La fiction comme utopie
De par sa nature même d'idéal, d'abstrait, l'utopie s'offre comme thème de fiction artistique de premier plan et, de fait, est un sujet récurrent, que ce soit dans le domaine de la littérature, du cinéma, de la musique, de la peinture, voire dans le milieu vidéo-ludique.
Dès la création des premières œuvres de fiction, on retrouve des aspirations utopiques qui, bien qu'apparaissant sous des formes diverses, relèvent toutes de la même mécanique : la présentation d'un modèle théorique, à la fois politique, économique et social, décrivant une société idéale dont les différents rouages s'emboîteraient à la perfection. Elle s'accompagne d'un message, d'une volonté ou d'une image, souvent politique ou philosophique, que l'auteur cherche à transmettre, plus ou moins consciemment.

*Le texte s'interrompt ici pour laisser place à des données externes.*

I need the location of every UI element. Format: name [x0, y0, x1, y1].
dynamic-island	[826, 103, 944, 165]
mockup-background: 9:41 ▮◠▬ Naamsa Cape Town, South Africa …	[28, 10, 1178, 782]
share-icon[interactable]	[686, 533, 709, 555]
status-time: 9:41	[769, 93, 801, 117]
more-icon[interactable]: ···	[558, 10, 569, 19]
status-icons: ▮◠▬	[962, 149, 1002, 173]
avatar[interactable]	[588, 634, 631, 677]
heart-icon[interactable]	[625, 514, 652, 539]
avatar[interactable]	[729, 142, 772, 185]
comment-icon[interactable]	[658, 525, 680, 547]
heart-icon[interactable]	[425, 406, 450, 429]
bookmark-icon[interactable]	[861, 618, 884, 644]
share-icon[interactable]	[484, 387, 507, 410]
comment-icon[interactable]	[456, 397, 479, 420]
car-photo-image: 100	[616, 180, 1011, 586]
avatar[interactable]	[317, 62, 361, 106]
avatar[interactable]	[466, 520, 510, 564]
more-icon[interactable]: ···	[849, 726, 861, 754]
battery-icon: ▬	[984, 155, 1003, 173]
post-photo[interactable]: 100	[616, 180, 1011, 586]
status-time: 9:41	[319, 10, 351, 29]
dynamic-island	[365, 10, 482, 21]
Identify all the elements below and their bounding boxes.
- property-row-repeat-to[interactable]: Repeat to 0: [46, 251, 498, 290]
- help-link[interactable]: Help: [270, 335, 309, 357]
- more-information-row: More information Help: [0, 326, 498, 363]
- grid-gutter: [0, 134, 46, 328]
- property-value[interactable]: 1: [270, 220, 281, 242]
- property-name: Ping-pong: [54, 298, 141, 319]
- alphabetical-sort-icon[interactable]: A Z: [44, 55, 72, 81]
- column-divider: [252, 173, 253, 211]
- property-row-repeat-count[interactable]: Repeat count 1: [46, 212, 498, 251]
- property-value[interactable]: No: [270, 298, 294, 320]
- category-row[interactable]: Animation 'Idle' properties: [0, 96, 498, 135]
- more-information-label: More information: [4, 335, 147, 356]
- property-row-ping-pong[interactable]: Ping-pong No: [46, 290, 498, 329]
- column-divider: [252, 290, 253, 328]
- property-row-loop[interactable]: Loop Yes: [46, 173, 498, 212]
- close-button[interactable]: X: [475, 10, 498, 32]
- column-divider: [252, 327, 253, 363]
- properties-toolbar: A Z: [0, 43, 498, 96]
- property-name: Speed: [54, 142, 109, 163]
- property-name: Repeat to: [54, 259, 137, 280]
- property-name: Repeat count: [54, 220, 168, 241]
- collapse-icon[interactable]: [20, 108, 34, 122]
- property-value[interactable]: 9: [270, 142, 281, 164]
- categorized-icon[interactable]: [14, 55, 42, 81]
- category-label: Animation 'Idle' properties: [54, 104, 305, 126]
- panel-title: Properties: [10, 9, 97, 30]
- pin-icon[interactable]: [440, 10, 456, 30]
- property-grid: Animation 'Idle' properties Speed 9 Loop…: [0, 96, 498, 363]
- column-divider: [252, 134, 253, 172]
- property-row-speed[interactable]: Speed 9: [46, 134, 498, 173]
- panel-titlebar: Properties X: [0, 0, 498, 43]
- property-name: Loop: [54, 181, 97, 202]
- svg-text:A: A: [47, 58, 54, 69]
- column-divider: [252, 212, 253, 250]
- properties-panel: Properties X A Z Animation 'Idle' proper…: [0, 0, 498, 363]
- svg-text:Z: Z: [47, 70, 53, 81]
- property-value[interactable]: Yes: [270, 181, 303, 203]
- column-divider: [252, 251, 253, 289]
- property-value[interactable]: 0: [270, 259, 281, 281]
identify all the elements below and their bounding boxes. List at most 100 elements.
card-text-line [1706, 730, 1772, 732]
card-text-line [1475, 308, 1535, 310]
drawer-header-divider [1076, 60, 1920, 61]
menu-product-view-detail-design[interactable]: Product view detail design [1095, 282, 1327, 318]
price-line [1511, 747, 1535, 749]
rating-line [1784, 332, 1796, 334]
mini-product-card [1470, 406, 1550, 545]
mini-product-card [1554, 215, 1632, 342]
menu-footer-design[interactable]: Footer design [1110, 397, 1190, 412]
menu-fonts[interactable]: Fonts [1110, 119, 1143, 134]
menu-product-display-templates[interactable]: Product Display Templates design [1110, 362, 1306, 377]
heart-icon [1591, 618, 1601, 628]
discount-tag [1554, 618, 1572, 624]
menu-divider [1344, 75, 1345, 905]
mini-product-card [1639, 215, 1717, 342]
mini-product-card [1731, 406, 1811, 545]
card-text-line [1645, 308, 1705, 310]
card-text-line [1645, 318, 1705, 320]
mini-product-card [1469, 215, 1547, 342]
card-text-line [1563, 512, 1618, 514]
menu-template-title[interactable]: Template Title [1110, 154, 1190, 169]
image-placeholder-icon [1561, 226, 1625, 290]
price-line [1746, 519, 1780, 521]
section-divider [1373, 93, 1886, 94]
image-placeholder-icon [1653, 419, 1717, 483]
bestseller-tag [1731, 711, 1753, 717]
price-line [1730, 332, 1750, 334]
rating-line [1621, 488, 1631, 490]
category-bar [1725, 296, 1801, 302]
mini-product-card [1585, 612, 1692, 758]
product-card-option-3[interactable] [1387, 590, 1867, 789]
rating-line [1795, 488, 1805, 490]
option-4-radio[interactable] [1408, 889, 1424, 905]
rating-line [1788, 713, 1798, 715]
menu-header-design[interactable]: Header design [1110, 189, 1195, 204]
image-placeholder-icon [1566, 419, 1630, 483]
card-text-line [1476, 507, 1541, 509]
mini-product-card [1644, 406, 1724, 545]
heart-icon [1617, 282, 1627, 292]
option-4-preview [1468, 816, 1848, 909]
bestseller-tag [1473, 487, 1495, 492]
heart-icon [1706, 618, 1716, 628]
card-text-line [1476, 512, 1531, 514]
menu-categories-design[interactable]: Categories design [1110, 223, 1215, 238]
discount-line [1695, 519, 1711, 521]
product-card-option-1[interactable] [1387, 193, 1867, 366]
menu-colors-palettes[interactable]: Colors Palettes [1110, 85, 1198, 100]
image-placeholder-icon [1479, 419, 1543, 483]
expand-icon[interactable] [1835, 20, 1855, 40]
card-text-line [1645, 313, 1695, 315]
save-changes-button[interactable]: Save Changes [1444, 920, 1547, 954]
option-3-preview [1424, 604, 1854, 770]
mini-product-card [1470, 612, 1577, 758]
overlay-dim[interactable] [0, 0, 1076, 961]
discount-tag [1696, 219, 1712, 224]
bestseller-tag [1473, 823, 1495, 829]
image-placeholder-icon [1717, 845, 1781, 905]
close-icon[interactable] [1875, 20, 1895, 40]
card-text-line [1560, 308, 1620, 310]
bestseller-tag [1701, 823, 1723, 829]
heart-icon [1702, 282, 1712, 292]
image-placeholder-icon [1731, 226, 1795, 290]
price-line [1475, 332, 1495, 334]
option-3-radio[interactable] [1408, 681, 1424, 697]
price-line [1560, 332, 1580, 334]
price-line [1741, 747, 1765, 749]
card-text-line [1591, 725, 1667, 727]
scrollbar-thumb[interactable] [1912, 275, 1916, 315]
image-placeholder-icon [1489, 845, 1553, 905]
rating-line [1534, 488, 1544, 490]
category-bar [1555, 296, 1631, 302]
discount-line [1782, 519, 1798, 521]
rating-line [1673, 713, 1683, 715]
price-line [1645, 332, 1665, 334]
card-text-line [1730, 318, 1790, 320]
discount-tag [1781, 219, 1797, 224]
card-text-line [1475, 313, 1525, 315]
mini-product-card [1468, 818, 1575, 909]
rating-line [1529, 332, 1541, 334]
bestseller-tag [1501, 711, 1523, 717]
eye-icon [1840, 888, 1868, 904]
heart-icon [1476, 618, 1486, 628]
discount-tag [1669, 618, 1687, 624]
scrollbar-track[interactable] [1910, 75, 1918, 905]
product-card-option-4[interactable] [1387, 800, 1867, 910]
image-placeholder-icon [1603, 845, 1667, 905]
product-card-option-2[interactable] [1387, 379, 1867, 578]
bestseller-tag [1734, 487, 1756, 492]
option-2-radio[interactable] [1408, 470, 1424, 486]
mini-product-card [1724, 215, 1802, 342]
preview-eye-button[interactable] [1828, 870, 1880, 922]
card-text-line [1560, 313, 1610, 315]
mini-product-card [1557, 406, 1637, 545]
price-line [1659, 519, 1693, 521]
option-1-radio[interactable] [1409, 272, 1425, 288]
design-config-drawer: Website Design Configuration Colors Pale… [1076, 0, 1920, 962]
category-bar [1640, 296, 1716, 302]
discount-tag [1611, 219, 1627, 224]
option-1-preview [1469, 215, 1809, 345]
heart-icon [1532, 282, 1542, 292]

En outre, le modèle utopique dans les œuvres de fiction traditionnelles est inhabile à s'offrir comme cadre, comme exposition. En effet, l'utopie étant une perfection, il s'agit d'un but, d'une fin en soi. Or cela est fondamentalement incompatible avec le développement orthodoxe d'un récit classique. Pourquoi s’inquièterait-on du devenir d'un protagoniste s’il ou elle évolue dans un état qui, par définition, n'admet pas de défauts ? On comprend dès lors que l'auteur se doit d'introduire une faille, qui généralement, se révélera être l'élément déclencheur du récit.
Prenons l’exemple du roman La Ferme aux Animaux (Animal Farm), écrit par Georges Orwell et publié en 1945. Dans une ferme, les animaux anthropomorphes, las d'être exploités, décident de se rebeller contre les humains qui dirigent la ferme. Le lecteur suit donc l'évolution du mécontentement des personnages, le déclenchement de la révolution, puis la mise en place du système de direction qui se crée. L’auteur critique implicitement une certaine idéologie politique – ici, le stalinisme. L'utopie est un élément clef du récit puisqu'il s'agit à la fois d'un but - soit un objet qui va motiver les personnages et faire avancer la narration - et d'un outil utilisé par certains protagonistes dans le déroulement même de l'histoire.
Autre aperçu de l'utilisation du modèle utopique : le film futuriste Elysium. L'histoire du héros qui, sous la menace d'une mort prochaine, va chercher par tous les moyens à atteindre ce paradis terrestre, peut être vue comme une métaphore évidente de la lutte des classes, calquée sur un récit classique de la lutte de l'Homme pour atteindre le Salut ; Salut qui prend ici la forme d'un paradis avec la station spatiale Elysium, réservée à une élite humaine et au sein de laquelle la maladie et la pauvreté n'existent plus. Cette histoire est fortement inspirée du contexte socio-politique de l'Afrique du Sud, dont le réalistateur-scénariste est issu.
Dernier exemple : le jeu vidéo Bioshock. Le protagoniste, Jack, contrôlé à la première personne par le joueur, se retrouve embarqué en direction de Rapture, une métropole sous-marine calquée sur une New York d'après-guerre. Au fur et à mesure de son avancement, le joueur pourra découvrir à travers plusieurs supports narratifs l'histoire de la ville et de son concepteur, Andrew Ryan, de leur genèse à leur chute. Ce dernier personnage a fondé sa cité idéale sur un modèle ultra-libéral, souhaitant se débarrasser des autorités religieuses, gouvernementales et morales. C'est alors au joueur de découvrir pourquoi cette métropole utopique a connu une fin tragique et horrifique et d'en comprendre le commentaire politico-philosophique sous-jacent.